Various industry verticals are seeing vast amounts of data that is stored on file systems. These vast amounts of data are typically data that contains a lot of irrelevant detail and some gems useful for further analysis or enriching other data sources. Despite storing this data outside of the database some customers do want to integrate this data with data stored in the database. The goal of such integration is to extract information that is of value to the business users.
This post describes in detail how to access data stored in a Hadoop cluster from within an Oracle database. Note that we picked Hadoop and HDFS as an example. These strategies apply to other distributed storage mechanisms as well. In this post we describe various access methods and show a concrete example of an implementation of such an access method to access data from both HDFS and from with the Oracle database.
The simplest way to access external files or external data on a file system from within an Oracle database is through an external table. See here for an introduction to External tables.
External tables present data stored in a file system in a table format and can be used in SQL queries transparently. External tables could thus potentially be used to access data stored in HDFS (the Hadoop File System) from inside the Oracle database. Unfortunately HDFS files are not directly accessible through the normal operating system calls that the external table driver relies on. The FUSE (File system in Userspace) project provides a workaround in this case. There are a number of FUSE drivers that allow users to mount a HDFS store and treat it like a normal file system. By using one of these drivers and mounting HDFS on the database instance (on every instance if this was a RAC database), HDFS files can be easily accessed using the External Table infrastructure.
In the picture shown above we are utilizing Oracle Database 11g to implement in-database mapreduce as described in this previous blog post. In general, the parallel execution framework in Oracle Database 11g is sufficient to run most of the desired operations in parallel directly from the external table.

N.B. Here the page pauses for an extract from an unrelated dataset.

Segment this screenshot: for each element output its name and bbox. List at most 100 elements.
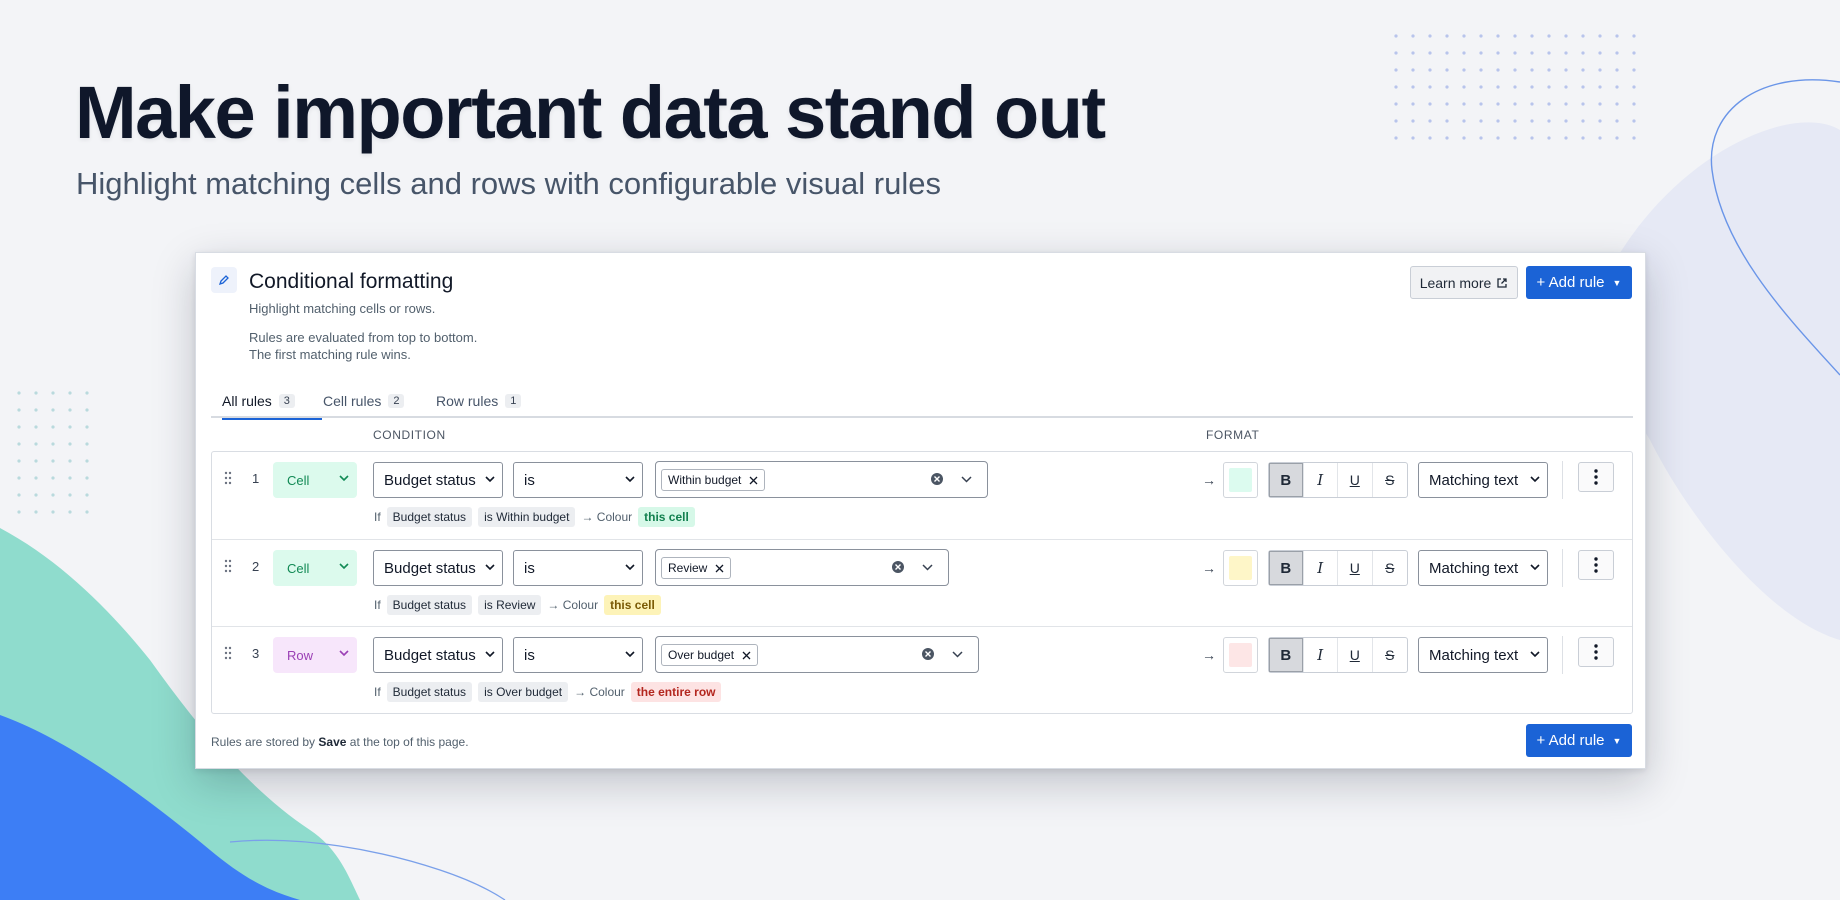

The external table approach may not be suitable in some cases (say if FUSE is unavailable). Oracle Table Functions provide an alternate way to fetch data from Hadoop. Our attached example outlines one way of doing this. At a high level we implement a table function that uses the DBMS_SCHEDULER framework to asynchronously launch an external shell script that submits a Hadoop Map-Reduce job. The table function and the mapper communicate using Oracle's Advanced Queuing feature. The Hadoop mapper en-queue's data into a common queue while the table function de-queues data from it. Since this table function can be run in parallel additional logic is used to ensure that only one of the slaves submits the External Job.
The queue gives us load balancing since the table function could run in parallel while the Hadoop streaming job will also run in parallel with a different degree of parallelism and outside the control of Oracle's Query Coordinator.
As an example we translated the architecture shown in Figure 2 in a real example. Note that our example only shows a template implementation of using a Table Function to access data stored in Hadoop. Other, possibly better, implementations are clearly possible.
The following diagrams are a technically more accurate and more detailed representation of the original schematic in Figure 2 explaining where and how we use the pieces of actual code that follow:
In step 1 we figure out who gets to be the query coordinator. For this we use a simple mechanism that writes records with the same key value into a table. The first insert wins and will function as the query coordinator (QC) for the process. Note that the QC table function invocation does play a processing role as well.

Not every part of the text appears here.